How can we improve our model’s performance?

Primary Learning Objectives

  • Identify bias in model input data.
  • Interpret internal evaluation metrics provided by Google’s Teachable Machine.
  • Recognize model limitations by testing performance on incomplete teeth.
  • Discuss human biases in the development of ML models.

Materials

  • Module 4 PPT
  • Computer
  • 3D printed megalodon tooth
  • Broken megalodon tooth
  • Edible megalodon tooth (optional)

In-Class Lesson Guide

Activity 1: Identifying Bias in the Training Data

  • Use this pre-made model that includes intentional bias in the training data.
  • From this page, select “Open an existing project from Drive.” 
  • Once you load the data into Teachable Machine, look at the data within each class and look for unintended patterns in the training data.
    • What color backgrounds are used for each class?
    • What direction are the teeth facing in the images?
    • Are there any other objects in the images besides the teeth?
  • Any information in the image besides the tooth itself could potentially bias the model. This is called extraneous data.
  • Any variation exhibited by the object of interest, such as the orientation or color, could also bias the model.
  • There are two solutions to address this bias: 1) create a really large dataset that accounts for the wide range of variation; or 2) reduce the amount of unnecessary variation in your training data, so that it focuses solely on the object of interest.
  • Ask students why it could be bad to have bias in your training data.
  • Lead a discussion on the risk of human bias in technology. (Examples are provided in the Module 4 PPT.)

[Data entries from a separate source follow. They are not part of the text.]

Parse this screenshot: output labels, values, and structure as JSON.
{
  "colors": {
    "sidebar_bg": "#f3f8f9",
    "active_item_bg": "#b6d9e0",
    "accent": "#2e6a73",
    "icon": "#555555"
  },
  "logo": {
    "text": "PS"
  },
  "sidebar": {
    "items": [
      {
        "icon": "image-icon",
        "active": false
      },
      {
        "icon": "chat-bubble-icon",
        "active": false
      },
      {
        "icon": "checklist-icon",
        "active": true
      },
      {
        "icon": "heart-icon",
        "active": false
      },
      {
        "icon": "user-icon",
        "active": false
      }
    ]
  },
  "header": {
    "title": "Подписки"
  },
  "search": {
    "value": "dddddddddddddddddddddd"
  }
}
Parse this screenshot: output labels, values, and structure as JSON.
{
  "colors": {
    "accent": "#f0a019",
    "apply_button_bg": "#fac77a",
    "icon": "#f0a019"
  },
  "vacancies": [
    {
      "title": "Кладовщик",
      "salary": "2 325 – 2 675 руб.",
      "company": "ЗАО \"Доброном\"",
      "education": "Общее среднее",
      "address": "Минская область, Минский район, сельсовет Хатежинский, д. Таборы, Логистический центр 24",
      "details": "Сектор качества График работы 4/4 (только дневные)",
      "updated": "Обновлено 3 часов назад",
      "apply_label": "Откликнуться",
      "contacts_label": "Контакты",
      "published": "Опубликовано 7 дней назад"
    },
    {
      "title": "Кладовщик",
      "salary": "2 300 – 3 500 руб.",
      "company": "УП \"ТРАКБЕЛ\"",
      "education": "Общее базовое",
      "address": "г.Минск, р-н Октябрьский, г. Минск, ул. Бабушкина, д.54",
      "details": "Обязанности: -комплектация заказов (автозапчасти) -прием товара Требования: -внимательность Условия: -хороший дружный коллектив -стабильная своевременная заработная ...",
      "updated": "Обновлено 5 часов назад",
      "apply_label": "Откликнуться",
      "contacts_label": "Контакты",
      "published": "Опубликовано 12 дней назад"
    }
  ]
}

Activity 2: Improve Your Previous Models

  • From this page, select “Open an existing project from Drive.” 
  • Choose one of the models created in Module 3 or use the pre-made model from the previous activity. 
  • Click “Train Model” to generate your machine learning model.
  • After the model has trained, click “Advanced” and then open “Under the Hood”
  • Click “Calculate accuracy per class” (Google’s Teachable Machine will randomly select 15% of your model’s training data to test the accuracy of each class.)
  • Click “Calculate confusion matrix” (This graph shows you what is being misidentified.)
  • With this information, you know which classes need to be improved. Now you can revisit the training data to improve your model.

Activity 3: Recognize Model Limitations

  • From this page, select “Open an existing project from Drive.” 
  • Choose one of the models created in Module 3 or use your model from the previous activity. 
  • Test your model’s performance on a selection of broken teeth. 
  • Ask students to explain why the model could or could not identify the broken teeth.
    • The model likely will not perform very well on the broken examples, even if the identifications are obvious to you because your training data did not include examples of broken teeth. 
    • However, in some cases it may correctly predict the identification if enough relevant features are present.
  • How much of the tooth do you think needs to be present to get an accurate identification?
  • Does it matter which portion of the tooth is present?